Just 3 days after the spinal tumors were detected, Linnea and I were in a hospital and preparing for the radiation.
An MRI and CT were made, the following day the CT was repeated in situ, in other words when Linnea was in the radiation machine.
A fixation device was made for her, a casting of her torso that is applied every time she receives radiation to ensure that Linnea is in exactly the same position. I call it for the knight armour and it hurts my heart every time I see how hers is so small compared to others belonging to adults.


Right now, Linnea will have radiation 15 times, after which a new PET scan with methionine 11 will be made to assess the effect, and after that, doctors here will determine how many radiation sessions more are needed.


We are so grateful that the radiation could be arranged so fast. Our doctors in Sweden were also prepared to get started as quickly as possible, but it would take more weeks and the intraarterial chemotherapy would have had to be postponed, and we want to avoid that at all costs.

Now Linnea and I go to the hospital every morning. Before that, Linnea chooses which of her stuffed animals that is going to accompany her for the day.

Then we enter the hall where the radiation machine is located. The machine is actually Swedish, "Versa HD" manufactured by Elekta, so I'm joking with the staff and saying it feels like home sweet home.

After that Linnea is sedated, her armor is laid on her and she is radiated.
Everything goes very fast and Linnea says "Bye" to all the staff.

The first time I was scared by the radiation, but this time it does not feel as scary. Right now, I am reading Marie Curie's biography and she has said "Nothing in life is to be feared, it is only to be understood. Now is the time to understand more, so we may fear less."
This time I know more, I do not feel so scared. So Marie Curie was right. Again.

After the radiation we do something with Linnea: the arcade, the toy store, the trampoline park.
What makes us a little bit calmer now is that she is really good, has energy, shows no symptoms.
Yesterday the radiologist wondered how Linnea is after treatment.

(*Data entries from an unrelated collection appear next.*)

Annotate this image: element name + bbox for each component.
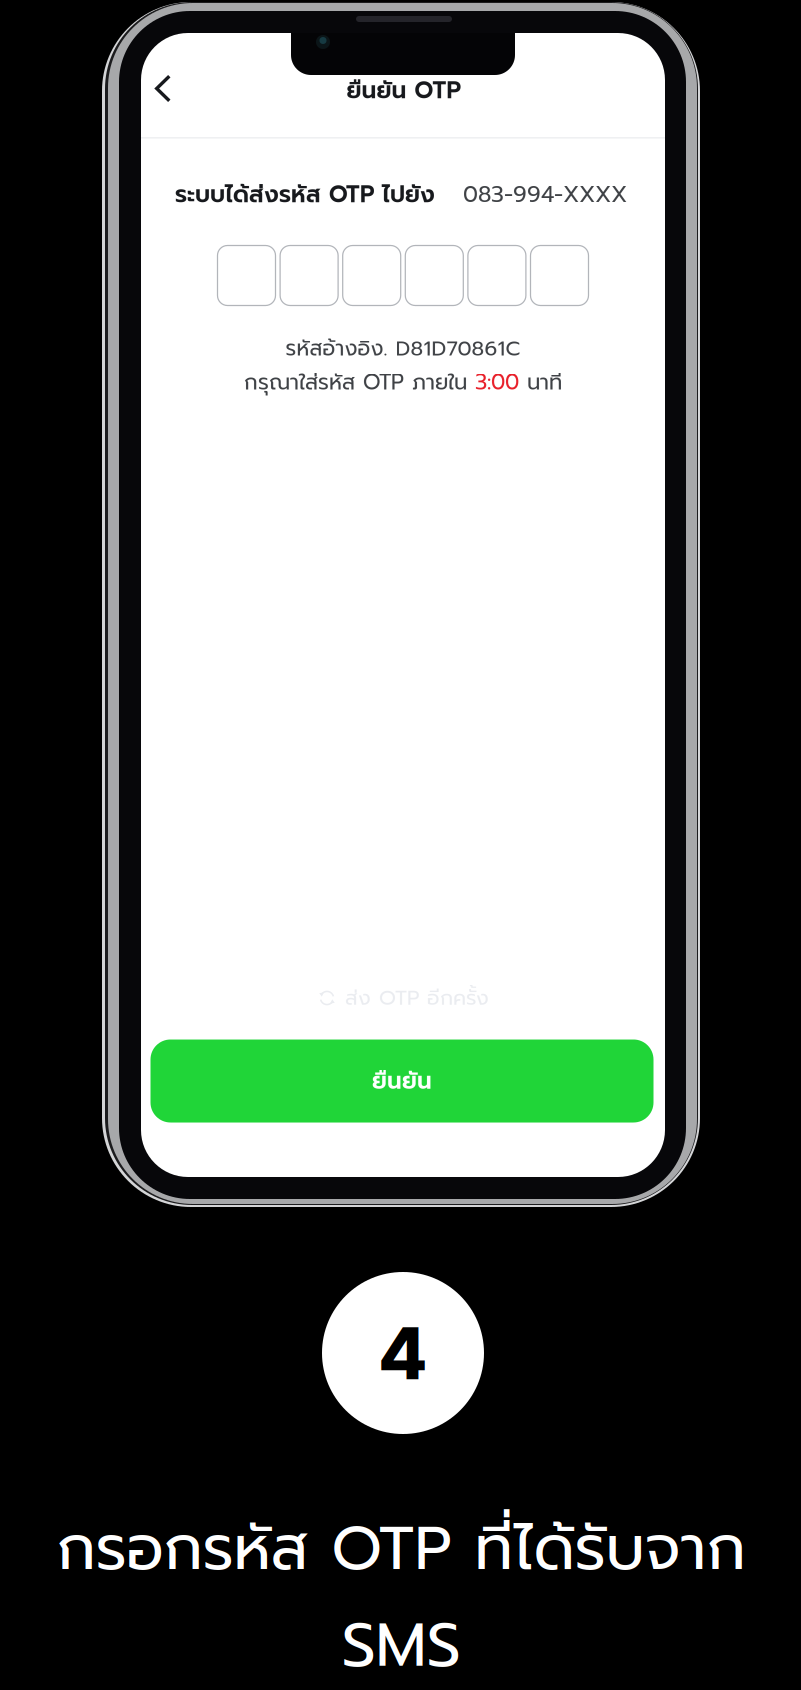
staticText: ระบบได้ส่งรหัส OTP ไปยัง [175,177,435,212]
button[interactable]: Back [140,66,186,112]
staticText: SMS [342,1599,460,1690]
staticText: รหัสอ้างอิง. D81D70861C [286,333,520,364]
staticText: กรอกรหัส OTP ที่ได้รับจาก [56,1502,746,1595]
staticText: 4 [378,1309,428,1396]
button[interactable]: ยืนยัน [150,1040,654,1122]
button[interactable]: ส่ง OTP อีกครั้ง [307,974,499,1022]
staticText: นาที [519,366,562,399]
staticText: ยืนยัน [372,1064,432,1098]
staticText: 083-994-XXXX [463,178,627,211]
staticText: กรุณาใส่รหัส OTP ภายใน [244,366,475,399]
staticText: ส่ง OTP อีกครั้ง [345,982,489,1014]
staticText: 3:00 [475,366,519,399]
staticText: ยืนยัน OTP [346,73,462,108]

Radiologist: - Does she have a headache? Is she tired?
I: - Oh no. Yesterday we were in the trampoline park where she jumped for an hour.

All the staff in the room laughed, it's so nice she likes to do things that other six-year-olds love.

It was a shocking message that she had to be radiated, that she and I have to stay in Monterrey for maybe 5 weeks instead of 1 week, to miss her brother's birthday, to miss the talent show at her school, that she's not together with her classmates to learn the numbers 8,9 and 10.
But our closest goal now is to see her on her first graduation from school in a white dress, and to make sure she starts first class come fall.

And by the way, another tooth is loose!